Keadilan diuraikan secara mendasar oleh Aristoteles dalam Buku ke-5 buku Nicomachean Ethics.[11] Untuk mengetahui tentang keadilan dan ketidakadilan harus dibahas tiga hal utama yaitu (1) tindakan apa yang terkait dengan istilah tersebut, (2) apa arti keadilan, dan (3) diantara dua titik ekstrim apakah keadilan itu terletak.

1. Keadilan Dalam Arti Umum
Keadilan sering diartikan sebagai ssuatu sikap dan karakter. Sikap dan karakter yang membuat orang melakukan perbuatan dan berharap atas keadilan adalah keadilan, sedangkan sikap dan karakter yang membuat orang bertindak dan berharap ketidakadilan adalah ketidakadilan.
Pembentukan sikap dan karakter berasal dari pengamatan terhadap obyek tertentu yang bersisi ganda. Hal ini bisa berlaku dua dalil, yaitu;
  1. jika kondisi “baik” diketahui, maka kondisi buruk juga diketahui;
  2. kondisi “baik” diketahui dari sesuatu yang berada dalam kondisi “baik”
Untuk mengetahui apa itu keadilan dan ketidakadilan dengan jernih, diperlukan pengetahuan yang jernih tentang salah satu sisinya untuk menentukan secara jernih pula sisi yang lain.
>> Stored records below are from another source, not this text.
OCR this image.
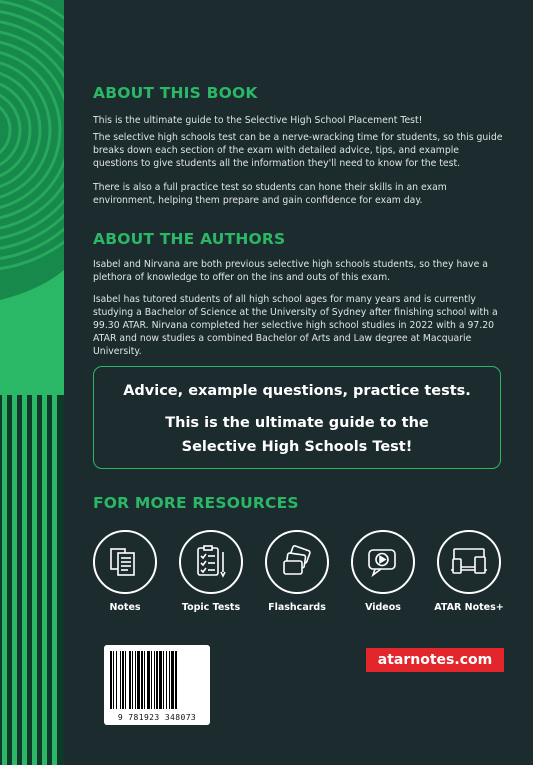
ABOUT THIS BOOK

This is the ultimate guide to the Selective High School Placement Test!

The selective high schools test can be a nerve-wracking time for students, so this guide breaks down each section of the exam with detailed advice, tips, and example questions to give students all the information they'll need to know for the test.

There is also a full practice test so students can hone their skills in an exam environment, helping them prepare and gain confidence for exam day.

ABOUT THE AUTHORS

Isabel and Nirvana are both previous selective high schools students, so they have a plethora of knowledge to offer on the ins and outs of this exam.

Isabel has tutored students of all high school ages for many years and is currently studying a Bachelor of Science at the University of Sydney after finishing school with a 99.30 ATAR. Nirvana completed her selective high school studies in 2022 with a 97.20 ATAR and now studies a combined Bachelor of Arts and Law degree at Macquarie University.

Advice, example questions, practice tests.
This is the ultimate guide to the
Selective High Schools Test!
FOR MORE RESOURCES
Notes	Topic Tests	Flashcards	Videos	ATAR Notes+
9 781923 348073
atarnotes.com
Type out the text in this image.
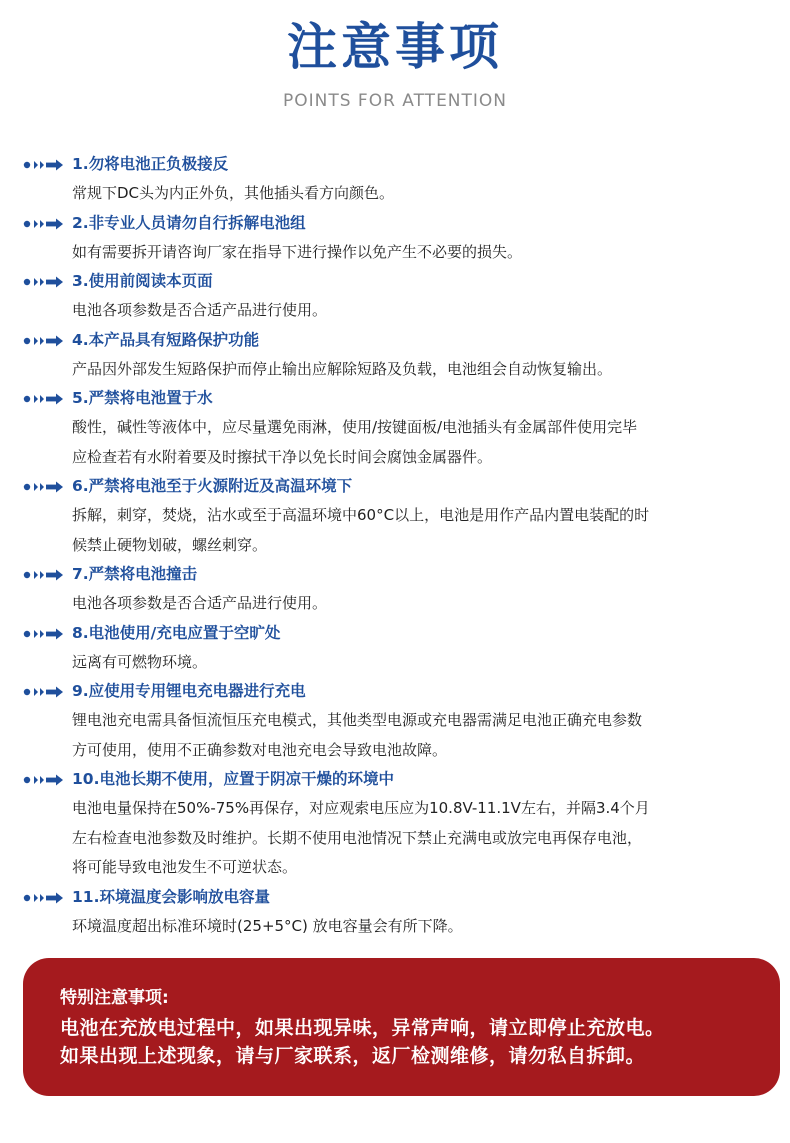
注意事项
POINTS FOR ATTENTION
1.勿将电池正负极接反
常规下DC头为内正外负，其他插头看方向颜色。
2.非专业人员请勿自行拆解电池组
如有需要拆开请咨询厂家在指导下进行操作以免产生不必要的损失。
3.使用前阅读本页面
电池各项参数是否合适产品进行使用。
4.本产品具有短路保护功能
产品因外部发生短路保护而停止输出应解除短路及负载，电池组会自动恢复输出。
5.严禁将电池置于水
酸性，碱性等液体中，应尽量選免雨淋，使用/按键面板/电池插头有金属部件使用完毕
应检查若有水附着要及时擦拭干净以免长时间会腐蚀金属器件。
6.严禁将电池至于火源附近及高温环境下
拆解，刺穿，焚烧，沾水或至于高温环境中60°C以上，电池是用作产品内置电装配的时
候禁止硬物划破，螺丝刺穿。
7.严禁将电池撞击
电池各项参数是否合适产品进行使用。
8.电池使用/充电应置于空旷处
远离有可燃物环境。
9.应使用专用锂电充电器进行充电
锂电池充电需具备恒流恒压充电模式，其他类型电源或充电器需满足电池正确充电参数
方可使用，使用不正确参数对电池充电会导致电池故障。
10.电池长期不使用，应置于阴凉干燥的环境中
电池电量保持在50%-75%再保存，对应观索电压应为10.8V-11.1V左右，并隔3.4个月
左右检查电池参数及时维护。长期不使用电池情况下禁止充满电或放完电再保存电池，
将可能导致电池发生不可逆状态。
11.环境温度会影响放电容量
环境温度超出标准环境时(25+5°C) 放电容量会有所下降。
特别注意事项:
电池在充放电过程中，如果出现异味，异常声响，请立即停止充放电。
如果出现上述现象，请与厂家联系，返厂检测维修，请勿私自拆卸。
Jika satu sisi ambigu, maka sisi yang lain juga ambigu.
Secara umum dikatakan bahwa orang yang tidak adil adalah orang yang tidak patuh terhadap hukum (unlawful, lawless) dan orang yang tidak fair (unfair), maka orang yang adil adalah orang yang patuh terhadap hukum (law-abiding) dan fair. Karena tindakan memenuhi/mematuhi hukum adalah adil, maka semua tindakan pembuatan hukum oleh legislatif sesuai dengan aturan yang ada adalah adil. Tujuan pembuatan hukum adalah untuk mencapai kemajuan kebahagiaan masyarakat. Maka, semua tindakan yang cenderung untuk memproduksi dan mempertahankan kebahagiaan masyarakat adalah adil.
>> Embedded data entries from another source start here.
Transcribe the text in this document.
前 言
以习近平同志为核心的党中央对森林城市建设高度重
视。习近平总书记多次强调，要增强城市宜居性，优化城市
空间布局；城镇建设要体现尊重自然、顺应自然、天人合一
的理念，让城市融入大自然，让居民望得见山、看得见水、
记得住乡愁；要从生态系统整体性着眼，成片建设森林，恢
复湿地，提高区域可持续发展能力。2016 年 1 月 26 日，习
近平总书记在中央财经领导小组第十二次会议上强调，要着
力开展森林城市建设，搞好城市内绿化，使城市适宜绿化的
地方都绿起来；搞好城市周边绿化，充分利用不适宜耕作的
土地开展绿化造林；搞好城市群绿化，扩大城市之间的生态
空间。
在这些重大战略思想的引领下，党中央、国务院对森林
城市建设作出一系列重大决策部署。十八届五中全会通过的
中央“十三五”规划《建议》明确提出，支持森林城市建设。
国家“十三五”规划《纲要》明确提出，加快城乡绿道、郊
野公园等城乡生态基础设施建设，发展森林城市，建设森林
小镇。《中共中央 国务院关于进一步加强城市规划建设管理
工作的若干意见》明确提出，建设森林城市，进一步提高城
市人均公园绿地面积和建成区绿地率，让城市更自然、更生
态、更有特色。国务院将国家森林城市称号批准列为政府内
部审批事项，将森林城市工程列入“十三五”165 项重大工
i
Dengan demikian keadilan bisa disamakan dengan nilai-nilai dasar sosial. Keadilan yang lengkap bukan hanya mencapai kebahagiaan untuk diri sendiri, tetapi juga kebahagian orang lain. Keadilan yang dimaknai sebagai tindakan pemenuhan kebahagiaan diri sendiri dan orang lain, adalah keadilan sebagai sebuah nilai-nilai. Keadilan dan tata nilai dalam hal ini adalah sama tetapi memiliki esensi yang berbeda. Sebagai hubungan seseorang dengan orang lain adalah keadilan, namun sebagai suatu sikap khusus tanpa kualifikasi adalah nilai. Ketidakadilan dalam hubungan sosial terkait erat dengan keserakahan sebagai ciri utama tindakan yang tidak fair.
Keadilan sebagai bagian dari nilai sosial memiliki makna yang amat luas, bahkan pada suatu titik bisa bertentangan dedengan hukum sebagai salah satu tata nilai sosial. Suatu kejahatan yang dilakukan adalah suatu kesalahan. Namun apabila hal tersebut bukan merupakan keserakahan tidak bisa disebut menimbulkan ketidakadilan. Sebaliknya suatu tindakan yang bukan merupakan kejahatan dapat menimbulkan ketidak adilan.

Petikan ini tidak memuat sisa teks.